Thousands of jobseekers to receive free third level courses
Springboard to offer training in sectors with ‘good prospects’ such as IT, financial services
Minister for Education Richard Bruton said offering free courses to jobseekers as part of the Springboard scheme reflected the Government’s commitment to deliver a step change in our capacity to educate, develop and retain talent. Photograph: Nick Bradshaw.
Thousands of free third level courses in IT and financial services will be available this year under an initiative aimed at giving jobseekers new skills in sectors with good employment prospects.
A total of 5,825 full- and part-time courses will be available across 36 educational institutions under the 2016 Springboard+ programme.
Almost half the places are on ICT courses, followed by entrepreneurship, international financial services and high-level manufacturing.
Culinary skills are a new addition, aimed at addressing emerging skills gaps the hospitality sector.
Minister for Education Richard Bruton said the announcement reflected the Government’s commitment to deliver a step change in our capacity to educate, develop and retain talent.
“This initiative embodies the core ambition set out earlier in the year in the National Skills Strategy: to ensure that we have a system that is flexible; responsive to the needs of enterprise and adult learners; and that delivers the maximum impact for our public resources,” he said.
Mr Bruton said a competitive tendering model used to select Springboard+ courses was a good one.
“I will be considering how this model, along with other incentives, can be developed and utilised to encourage further responses to skill needs and partnership between the third level sector and enterprise,” he said.
Latest figures show Springboard, which was established six years during the economic downturn, has a strong track record of employment outcomes.

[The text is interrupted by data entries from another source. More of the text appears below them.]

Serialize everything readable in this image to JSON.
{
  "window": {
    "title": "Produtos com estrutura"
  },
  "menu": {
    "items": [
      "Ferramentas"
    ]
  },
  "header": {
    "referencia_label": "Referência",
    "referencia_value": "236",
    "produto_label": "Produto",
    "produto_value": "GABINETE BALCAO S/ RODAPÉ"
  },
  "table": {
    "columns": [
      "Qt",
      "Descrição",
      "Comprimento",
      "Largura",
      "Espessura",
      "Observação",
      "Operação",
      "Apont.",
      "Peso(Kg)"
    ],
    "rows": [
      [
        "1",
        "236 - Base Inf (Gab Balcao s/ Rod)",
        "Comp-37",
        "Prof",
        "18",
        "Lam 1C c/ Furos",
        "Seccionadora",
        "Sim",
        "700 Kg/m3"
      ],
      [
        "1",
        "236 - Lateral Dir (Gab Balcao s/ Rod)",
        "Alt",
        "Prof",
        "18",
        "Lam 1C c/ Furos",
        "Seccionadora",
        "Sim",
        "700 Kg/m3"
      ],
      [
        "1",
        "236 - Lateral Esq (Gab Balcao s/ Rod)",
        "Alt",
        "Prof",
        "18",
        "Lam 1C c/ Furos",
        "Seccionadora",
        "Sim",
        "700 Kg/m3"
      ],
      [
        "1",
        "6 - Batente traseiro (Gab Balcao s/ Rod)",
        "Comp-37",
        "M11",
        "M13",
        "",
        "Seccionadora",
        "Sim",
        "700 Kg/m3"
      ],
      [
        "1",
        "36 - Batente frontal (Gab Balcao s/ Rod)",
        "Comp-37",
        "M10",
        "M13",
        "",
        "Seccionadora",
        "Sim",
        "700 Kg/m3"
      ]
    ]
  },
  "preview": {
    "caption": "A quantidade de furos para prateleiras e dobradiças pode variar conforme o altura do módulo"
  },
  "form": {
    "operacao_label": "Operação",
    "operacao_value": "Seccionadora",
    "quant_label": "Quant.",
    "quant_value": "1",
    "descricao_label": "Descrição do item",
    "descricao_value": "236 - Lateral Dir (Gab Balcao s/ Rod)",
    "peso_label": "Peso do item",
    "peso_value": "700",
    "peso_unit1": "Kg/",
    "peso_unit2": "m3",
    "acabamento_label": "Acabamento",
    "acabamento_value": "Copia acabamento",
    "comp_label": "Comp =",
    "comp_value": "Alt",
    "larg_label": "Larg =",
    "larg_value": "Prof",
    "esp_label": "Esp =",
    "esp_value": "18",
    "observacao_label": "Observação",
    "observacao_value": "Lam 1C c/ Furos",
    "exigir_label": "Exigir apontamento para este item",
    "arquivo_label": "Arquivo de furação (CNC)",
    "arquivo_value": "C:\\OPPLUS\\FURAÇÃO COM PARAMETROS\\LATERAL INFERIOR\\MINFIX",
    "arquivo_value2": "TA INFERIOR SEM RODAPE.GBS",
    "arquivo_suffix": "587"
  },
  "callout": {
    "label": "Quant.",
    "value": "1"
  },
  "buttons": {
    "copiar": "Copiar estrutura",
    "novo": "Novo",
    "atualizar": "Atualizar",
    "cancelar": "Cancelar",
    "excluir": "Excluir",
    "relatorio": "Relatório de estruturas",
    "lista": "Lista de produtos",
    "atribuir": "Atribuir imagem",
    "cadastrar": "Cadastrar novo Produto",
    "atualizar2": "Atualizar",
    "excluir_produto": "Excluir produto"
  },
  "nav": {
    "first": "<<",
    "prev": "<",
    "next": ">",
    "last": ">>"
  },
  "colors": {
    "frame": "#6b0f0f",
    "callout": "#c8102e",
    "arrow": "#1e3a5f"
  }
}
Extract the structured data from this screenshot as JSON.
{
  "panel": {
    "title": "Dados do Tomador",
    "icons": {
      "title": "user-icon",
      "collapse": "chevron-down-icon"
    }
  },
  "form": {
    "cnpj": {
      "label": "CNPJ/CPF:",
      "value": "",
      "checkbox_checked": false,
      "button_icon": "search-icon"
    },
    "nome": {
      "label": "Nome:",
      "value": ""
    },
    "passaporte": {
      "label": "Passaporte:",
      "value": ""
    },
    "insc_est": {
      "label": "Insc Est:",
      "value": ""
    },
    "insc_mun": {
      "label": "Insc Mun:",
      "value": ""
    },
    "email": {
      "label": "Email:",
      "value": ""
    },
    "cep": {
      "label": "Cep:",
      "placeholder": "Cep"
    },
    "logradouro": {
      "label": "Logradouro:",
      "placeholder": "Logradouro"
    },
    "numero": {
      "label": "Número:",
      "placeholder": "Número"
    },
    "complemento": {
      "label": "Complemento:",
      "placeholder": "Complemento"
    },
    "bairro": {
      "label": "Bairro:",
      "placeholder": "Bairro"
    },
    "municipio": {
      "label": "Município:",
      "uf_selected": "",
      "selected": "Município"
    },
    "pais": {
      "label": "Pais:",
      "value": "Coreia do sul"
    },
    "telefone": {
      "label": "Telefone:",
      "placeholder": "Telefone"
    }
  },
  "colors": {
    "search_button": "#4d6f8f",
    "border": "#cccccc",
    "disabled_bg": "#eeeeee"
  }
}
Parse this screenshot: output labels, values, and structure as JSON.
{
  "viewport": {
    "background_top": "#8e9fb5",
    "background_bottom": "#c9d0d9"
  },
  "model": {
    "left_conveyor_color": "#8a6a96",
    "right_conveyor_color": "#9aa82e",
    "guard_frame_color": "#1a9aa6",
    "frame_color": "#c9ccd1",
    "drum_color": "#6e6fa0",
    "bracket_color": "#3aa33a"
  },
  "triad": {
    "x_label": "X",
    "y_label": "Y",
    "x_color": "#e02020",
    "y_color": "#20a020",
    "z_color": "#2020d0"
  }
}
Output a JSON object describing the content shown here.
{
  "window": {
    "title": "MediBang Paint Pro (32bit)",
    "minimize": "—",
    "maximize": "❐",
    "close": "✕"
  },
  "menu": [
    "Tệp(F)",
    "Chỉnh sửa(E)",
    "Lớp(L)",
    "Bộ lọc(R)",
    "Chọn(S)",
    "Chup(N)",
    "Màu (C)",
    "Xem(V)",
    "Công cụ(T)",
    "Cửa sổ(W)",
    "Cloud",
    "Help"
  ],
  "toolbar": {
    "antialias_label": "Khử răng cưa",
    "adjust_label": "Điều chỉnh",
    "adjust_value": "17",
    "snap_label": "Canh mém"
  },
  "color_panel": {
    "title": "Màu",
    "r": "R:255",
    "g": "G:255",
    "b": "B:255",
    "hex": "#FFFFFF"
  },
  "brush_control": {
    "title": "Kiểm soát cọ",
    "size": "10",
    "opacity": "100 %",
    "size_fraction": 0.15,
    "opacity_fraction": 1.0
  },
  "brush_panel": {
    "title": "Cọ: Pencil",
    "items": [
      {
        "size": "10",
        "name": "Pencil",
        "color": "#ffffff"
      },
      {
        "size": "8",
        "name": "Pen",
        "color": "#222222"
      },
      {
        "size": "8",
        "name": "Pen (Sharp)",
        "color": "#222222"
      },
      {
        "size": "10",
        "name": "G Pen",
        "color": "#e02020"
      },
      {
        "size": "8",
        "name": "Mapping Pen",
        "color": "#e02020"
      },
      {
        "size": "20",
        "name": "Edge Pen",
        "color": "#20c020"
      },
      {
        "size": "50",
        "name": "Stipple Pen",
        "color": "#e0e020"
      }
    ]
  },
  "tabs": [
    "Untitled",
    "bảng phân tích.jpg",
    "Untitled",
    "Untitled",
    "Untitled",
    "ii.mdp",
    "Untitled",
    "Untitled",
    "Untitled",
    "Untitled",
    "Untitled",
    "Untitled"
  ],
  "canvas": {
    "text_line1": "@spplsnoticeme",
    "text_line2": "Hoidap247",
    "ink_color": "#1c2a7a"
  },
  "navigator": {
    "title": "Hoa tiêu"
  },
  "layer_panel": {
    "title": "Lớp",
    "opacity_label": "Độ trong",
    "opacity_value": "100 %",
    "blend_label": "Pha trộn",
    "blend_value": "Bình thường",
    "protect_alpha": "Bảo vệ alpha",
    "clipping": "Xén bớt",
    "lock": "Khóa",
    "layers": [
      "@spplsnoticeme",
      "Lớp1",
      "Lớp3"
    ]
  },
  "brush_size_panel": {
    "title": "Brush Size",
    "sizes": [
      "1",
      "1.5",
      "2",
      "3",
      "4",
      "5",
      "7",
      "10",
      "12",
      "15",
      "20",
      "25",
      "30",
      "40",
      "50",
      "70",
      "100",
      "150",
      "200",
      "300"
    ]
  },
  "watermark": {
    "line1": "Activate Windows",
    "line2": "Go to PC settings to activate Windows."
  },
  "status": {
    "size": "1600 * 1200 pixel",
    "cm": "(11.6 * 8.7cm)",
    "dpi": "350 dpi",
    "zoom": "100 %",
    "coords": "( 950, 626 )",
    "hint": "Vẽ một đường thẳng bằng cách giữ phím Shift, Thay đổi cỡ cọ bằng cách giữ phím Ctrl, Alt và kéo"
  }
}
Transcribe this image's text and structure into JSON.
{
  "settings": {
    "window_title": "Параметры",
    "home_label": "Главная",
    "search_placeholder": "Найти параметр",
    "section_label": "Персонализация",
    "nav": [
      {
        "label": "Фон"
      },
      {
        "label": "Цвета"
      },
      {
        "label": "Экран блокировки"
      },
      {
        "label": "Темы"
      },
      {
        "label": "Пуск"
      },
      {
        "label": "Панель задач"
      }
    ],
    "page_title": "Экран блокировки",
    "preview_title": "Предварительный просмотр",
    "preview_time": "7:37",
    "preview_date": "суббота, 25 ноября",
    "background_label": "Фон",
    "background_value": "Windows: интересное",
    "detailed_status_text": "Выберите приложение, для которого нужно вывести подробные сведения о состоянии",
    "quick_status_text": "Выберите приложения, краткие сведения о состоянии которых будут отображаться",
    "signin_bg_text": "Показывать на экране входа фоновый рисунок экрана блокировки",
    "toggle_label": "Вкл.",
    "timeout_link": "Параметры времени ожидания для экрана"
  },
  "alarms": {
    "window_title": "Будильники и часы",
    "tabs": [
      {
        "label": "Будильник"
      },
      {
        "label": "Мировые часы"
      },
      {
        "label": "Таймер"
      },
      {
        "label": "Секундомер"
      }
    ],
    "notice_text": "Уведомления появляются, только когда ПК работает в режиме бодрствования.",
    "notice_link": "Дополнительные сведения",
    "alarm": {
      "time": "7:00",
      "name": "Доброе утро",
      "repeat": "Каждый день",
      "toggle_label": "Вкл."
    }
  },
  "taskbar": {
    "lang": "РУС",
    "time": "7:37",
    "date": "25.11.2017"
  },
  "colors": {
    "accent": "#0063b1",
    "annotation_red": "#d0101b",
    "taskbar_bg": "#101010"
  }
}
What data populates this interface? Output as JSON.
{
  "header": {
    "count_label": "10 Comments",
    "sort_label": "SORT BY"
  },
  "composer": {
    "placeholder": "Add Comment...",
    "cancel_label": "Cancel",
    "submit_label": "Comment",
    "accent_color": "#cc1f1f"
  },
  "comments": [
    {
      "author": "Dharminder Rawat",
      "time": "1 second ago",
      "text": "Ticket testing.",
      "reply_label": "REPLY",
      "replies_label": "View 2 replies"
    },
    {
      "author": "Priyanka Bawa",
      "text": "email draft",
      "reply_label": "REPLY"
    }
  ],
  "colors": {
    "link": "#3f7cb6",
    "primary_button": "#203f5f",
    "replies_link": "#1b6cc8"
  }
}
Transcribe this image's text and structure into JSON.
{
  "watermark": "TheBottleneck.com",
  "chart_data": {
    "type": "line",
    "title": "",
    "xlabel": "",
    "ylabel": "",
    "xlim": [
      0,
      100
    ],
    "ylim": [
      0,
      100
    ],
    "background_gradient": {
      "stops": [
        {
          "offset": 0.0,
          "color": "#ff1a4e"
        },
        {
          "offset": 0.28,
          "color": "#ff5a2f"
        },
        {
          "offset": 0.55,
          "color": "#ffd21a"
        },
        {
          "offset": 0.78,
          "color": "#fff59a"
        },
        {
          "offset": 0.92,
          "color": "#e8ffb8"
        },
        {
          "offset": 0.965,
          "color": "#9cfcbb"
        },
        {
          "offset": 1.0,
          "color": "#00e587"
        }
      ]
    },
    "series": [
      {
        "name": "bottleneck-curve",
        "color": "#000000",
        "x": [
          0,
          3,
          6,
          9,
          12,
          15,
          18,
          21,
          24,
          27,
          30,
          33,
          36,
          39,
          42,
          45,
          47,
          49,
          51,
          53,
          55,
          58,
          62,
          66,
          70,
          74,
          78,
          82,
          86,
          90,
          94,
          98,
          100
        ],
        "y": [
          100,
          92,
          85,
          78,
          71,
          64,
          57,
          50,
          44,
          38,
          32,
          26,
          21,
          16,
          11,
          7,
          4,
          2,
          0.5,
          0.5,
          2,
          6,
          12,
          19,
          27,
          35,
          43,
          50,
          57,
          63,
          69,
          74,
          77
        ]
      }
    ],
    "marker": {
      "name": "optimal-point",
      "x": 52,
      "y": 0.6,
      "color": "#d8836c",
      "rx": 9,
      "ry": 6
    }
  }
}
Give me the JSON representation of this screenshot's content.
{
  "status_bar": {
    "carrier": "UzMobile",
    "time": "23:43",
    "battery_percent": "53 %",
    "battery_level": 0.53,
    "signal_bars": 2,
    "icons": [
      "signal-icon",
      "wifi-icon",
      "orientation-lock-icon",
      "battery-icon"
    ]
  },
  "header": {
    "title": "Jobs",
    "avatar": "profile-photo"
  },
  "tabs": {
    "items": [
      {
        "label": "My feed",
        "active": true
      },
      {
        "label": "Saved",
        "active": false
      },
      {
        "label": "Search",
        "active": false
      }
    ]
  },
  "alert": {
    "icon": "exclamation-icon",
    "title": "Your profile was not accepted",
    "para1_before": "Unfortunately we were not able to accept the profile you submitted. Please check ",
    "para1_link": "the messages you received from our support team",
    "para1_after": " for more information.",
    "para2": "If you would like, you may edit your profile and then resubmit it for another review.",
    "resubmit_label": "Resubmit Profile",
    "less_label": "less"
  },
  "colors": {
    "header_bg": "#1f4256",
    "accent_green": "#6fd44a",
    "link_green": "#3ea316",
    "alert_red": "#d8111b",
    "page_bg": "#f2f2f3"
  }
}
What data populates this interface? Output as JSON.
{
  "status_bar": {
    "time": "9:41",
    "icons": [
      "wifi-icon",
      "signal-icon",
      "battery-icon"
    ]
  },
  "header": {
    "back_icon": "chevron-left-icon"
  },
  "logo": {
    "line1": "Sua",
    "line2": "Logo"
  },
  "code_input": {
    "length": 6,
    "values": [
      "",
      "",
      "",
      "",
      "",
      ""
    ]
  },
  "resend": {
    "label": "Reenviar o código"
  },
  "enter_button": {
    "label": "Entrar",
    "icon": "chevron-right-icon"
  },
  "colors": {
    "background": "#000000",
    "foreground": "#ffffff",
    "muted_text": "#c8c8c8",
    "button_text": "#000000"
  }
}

A survey of graduates who took part in the scheme between 2011 – 2015 indicates that within six months of completion of a course, some 54 per cent of respondents were employed or self-employed.
In addition, a survey of ICT conversion course graduates shows 75 per cent of graduates were in employment within the same timeframe; some 95 per cent of these graduates were employed in Ireland.
To be eligible for a Springboard course, a person must be unemployed, actively seeking employment and be in receipt of a social welfare payment.
Applicants for ICT conversion courses, however, do not need to be unemployed but must hold a level eight (honours degree) qualification and demonstrate the capacity to undertake an intensive programme of study and work experience.
Full details on Springboard+ together with the eligibility criteria, are available on www.springboardcourses.ie.
In addition, a freephone helpline, run by the Irish National Organisation of the Unemployed, is available to offer advice on course choices and applications on 1800 303 523.